The failure of secularization theory has met with a growing number of studies of the public face of religion. Recently there appears a growing interest in issues concerning the role religion may play in contributing to the public good of the society as a whole. Mirroring the empirical examples, the role religion can play in social engagements may be largely divided into two: First, religion may act as an indirect mechanism by providing a social basis of engaged actions. Second, religion can exist as non-governmental organizations which function as non-profits for specific causes by providing infrastructures, human resources, material goods, and services. Since most of the existing literature is based on studies in relatively mono-ethnic societies, and, in the case of the United States, tends to focus on mainline Christian churches, to what extent the role of religion in contributing to the public good may be different in the case of minority constituency is thus a question needing further empirical study.
The project attempts to examine the engaged religions among an ethnic minority in a modern Southeast Asian society. More specifically, the project focuses on the engaged religions among the ethnic Chinese in Malacca, Malaysia. The goal of the project is bi-fold: to analyze the role of religions in the public life of a minority group, employing the theories of engaged religion; and to examine the theories of engaged religion in a multicultural society. To achieve this goal, the project will examine the socially engaged actions of a set of religious groups and institutions from Buddhism, popular religion, and Christianity in multicultural Malaysia, and ask whether and how religious tradition, ethnic identity and boundaries, and modernization may shape the two different types of engaged religion. The project's significance lies in its potential contribution to the theories of social capital, NGOs, and the Chinese diaspora.
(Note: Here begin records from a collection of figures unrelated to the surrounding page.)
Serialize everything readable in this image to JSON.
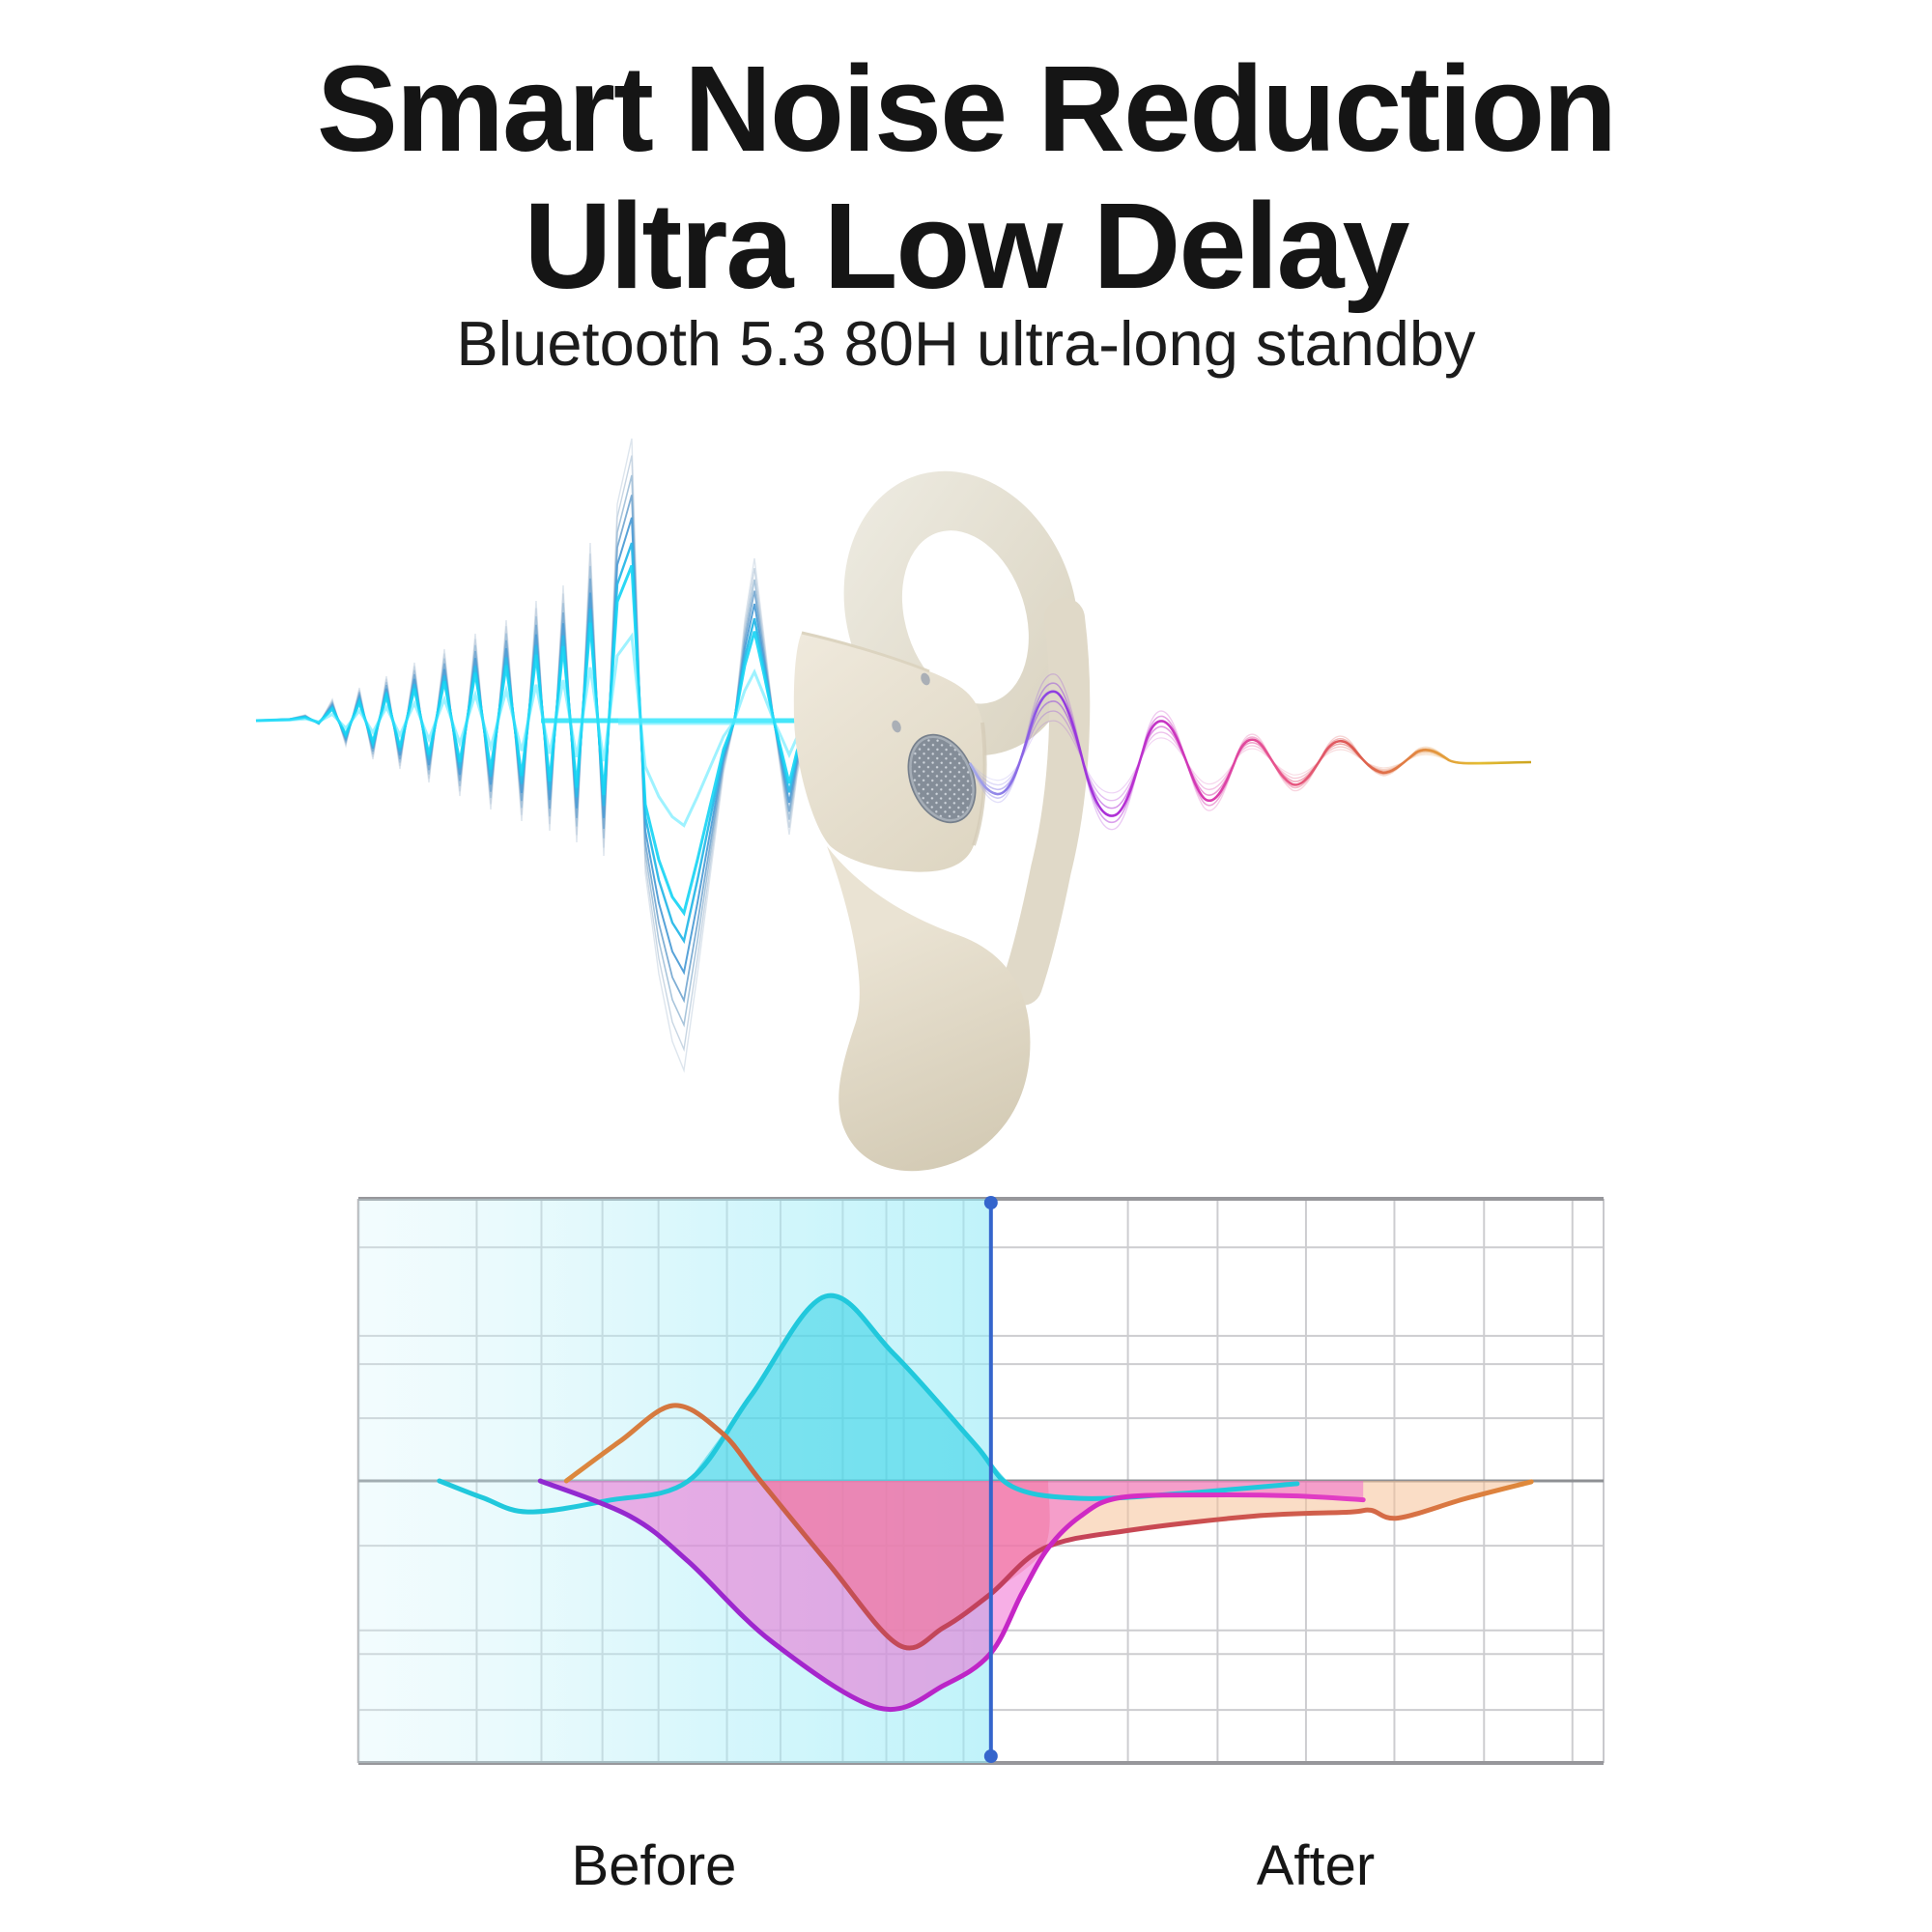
{
  "header": {
    "title_line1": "Smart Noise Reduction",
    "title_line2": "Ultra Low Delay",
    "subtitle": "Bluetooth 5.3 80H ultra-long standby"
  },
  "hero": {
    "noise_wave_colors": [
      "#dce4ed",
      "#79aad2",
      "#2ab9e8",
      "#15d4f4"
    ],
    "clean_wave_colors": [
      "#8a79e8",
      "#9b2fd8",
      "#c631c9",
      "#e8568c",
      "#dd5a50",
      "#e28a40",
      "#e6c832"
    ],
    "earbud_body_color": "#e9e2d3",
    "speaker_grille_color": "#848d98"
  },
  "chart_data": {
    "type": "area",
    "title": "",
    "x_axis": {
      "scale": "unlabeled",
      "grid": true
    },
    "y_axis": {
      "scale": "unlabeled",
      "zero_line": true
    },
    "divider_x_percent": 50.8,
    "marker": {
      "x_percent": 50.8,
      "color": "#3565cc",
      "dot_radius": 7
    },
    "grid": {
      "vertical_percent": [
        9.5,
        14.7,
        19.6,
        24.1,
        29.6,
        33.9,
        38.9,
        42.4,
        43.8,
        48.6,
        61.8,
        69.0,
        76.1,
        83.2,
        90.4,
        97.5
      ],
      "horizontal_percent": [
        8.6,
        24.3,
        29.3,
        38.9,
        61.5,
        76.5,
        80.7,
        90.6
      ]
    },
    "regions": [
      {
        "label": "Before",
        "x_percent": 23.7,
        "highlighted": true
      },
      {
        "label": "After",
        "x_percent": 76.9,
        "highlighted": false
      }
    ],
    "series": [
      {
        "name": "noise-level",
        "stroke": "#21c8dc",
        "width": 5,
        "points": [
          [
            6.5,
            0
          ],
          [
            10,
            -6
          ],
          [
            13.6,
            -11
          ],
          [
            20,
            -7
          ],
          [
            26.5,
            0
          ],
          [
            31.5,
            30
          ],
          [
            37.5,
            65.4
          ],
          [
            43,
            45
          ],
          [
            49.5,
            13
          ],
          [
            52.5,
            -2
          ],
          [
            58,
            -6.2
          ],
          [
            66,
            -4.5
          ],
          [
            75.4,
            -1
          ]
        ]
      },
      {
        "name": "reference-signal",
        "stroke_gradient": "orange-grad",
        "width": 5,
        "points": [
          [
            16.7,
            0
          ],
          [
            21,
            14
          ],
          [
            25.3,
            26.7
          ],
          [
            29.2,
            17
          ],
          [
            32.3,
            0
          ],
          [
            37.8,
            -29.6
          ],
          [
            43.4,
            -58.2
          ],
          [
            47,
            -52
          ],
          [
            50.8,
            -40
          ],
          [
            55.1,
            -23.8
          ],
          [
            61.8,
            -17.6
          ],
          [
            71.9,
            -12.5
          ],
          [
            79.5,
            -11.1
          ],
          [
            81.3,
            -10.4
          ],
          [
            83.5,
            -13.2
          ],
          [
            88.9,
            -6.3
          ],
          [
            94.2,
            -0.3
          ]
        ]
      },
      {
        "name": "processed-signal",
        "stroke_gradient": "magenta-grad",
        "width": 5,
        "points": [
          [
            14.6,
            0
          ],
          [
            21.8,
            -12.5
          ],
          [
            26.5,
            -28.6
          ],
          [
            33.2,
            -57
          ],
          [
            41.8,
            -80.5
          ],
          [
            47.1,
            -72.3
          ],
          [
            50.8,
            -61
          ],
          [
            53.3,
            -39.8
          ],
          [
            55.4,
            -23.8
          ],
          [
            58,
            -12.5
          ],
          [
            61.1,
            -6
          ],
          [
            68,
            -5
          ],
          [
            75,
            -5.3
          ],
          [
            80.7,
            -6.7
          ]
        ]
      }
    ],
    "areas": [
      {
        "name": "noise-peak-fill",
        "fill": "rgba(34,206,228,0.5)",
        "points": [
          [
            26.5,
            0
          ],
          [
            31.5,
            30
          ],
          [
            37.5,
            65.4
          ],
          [
            43,
            45
          ],
          [
            49.5,
            13
          ],
          [
            52.5,
            -2
          ]
        ]
      },
      {
        "name": "after-residual-fill",
        "fill": "rgba(246,193,152,0.55)",
        "points": [
          [
            32.3,
            0
          ],
          [
            37.8,
            -29.6
          ],
          [
            43.4,
            -58.2
          ],
          [
            47,
            -52
          ],
          [
            50.8,
            -40
          ],
          [
            55.1,
            -23.8
          ],
          [
            61.8,
            -17.6
          ],
          [
            71.9,
            -12.5
          ],
          [
            79.5,
            -11.1
          ],
          [
            81.3,
            -10.4
          ],
          [
            83.5,
            -13.2
          ],
          [
            88.9,
            -6.3
          ],
          [
            94.2,
            -0.3
          ]
        ]
      },
      {
        "name": "processed-fill",
        "fill": "rgba(240,95,205,0.5)",
        "points": [
          [
            14.6,
            0
          ],
          [
            21.8,
            -12.5
          ],
          [
            26.5,
            -28.6
          ],
          [
            33.2,
            -57
          ],
          [
            41.8,
            -80.5
          ],
          [
            47.1,
            -72.3
          ],
          [
            50.8,
            -61
          ],
          [
            53.3,
            -39.8
          ],
          [
            55.4,
            -23.8
          ],
          [
            58,
            -12.5
          ],
          [
            61.1,
            -6
          ],
          [
            68,
            -5
          ],
          [
            75,
            -5.3
          ],
          [
            80.7,
            -6.7
          ]
        ]
      },
      {
        "name": "deep-warm-tint",
        "fill": "rgba(236,84,130,0.28)",
        "points": [
          [
            32.3,
            0
          ],
          [
            37.8,
            -29.6
          ],
          [
            43.4,
            -58.2
          ],
          [
            47,
            -52
          ],
          [
            50.8,
            -40
          ],
          [
            55.1,
            -23.8
          ],
          [
            55.4,
            0
          ]
        ]
      }
    ],
    "colors": {
      "before_overlay": "#9fe9f5",
      "grid": "#cdcdd0",
      "frame": "#97979b",
      "zero_line": "#8e9094"
    }
  }
}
Huang will use the IIAS fellowship to write ethnographies of her fieldwork in Malacca, Malaysia (1997, 2004, 2006, and 2008). Parallel to the multiculturalism in the wake of NEP, Malacca witnessed a change in the scope and salience of engaged religions: old and established engaged religions such as popular temples and Christian churches began to embrace global and cosmopolitan approaches; and new transnational Buddhist philanthropic organizations emerged in the local religious landscape. Such changes parallel the modernization of religion in Malaysia as well as within the Chinese diaspora. Yet, at the same time, the changes beg new interpretation of the linkage between engaged religions and multiculturalism in both local and global contexts.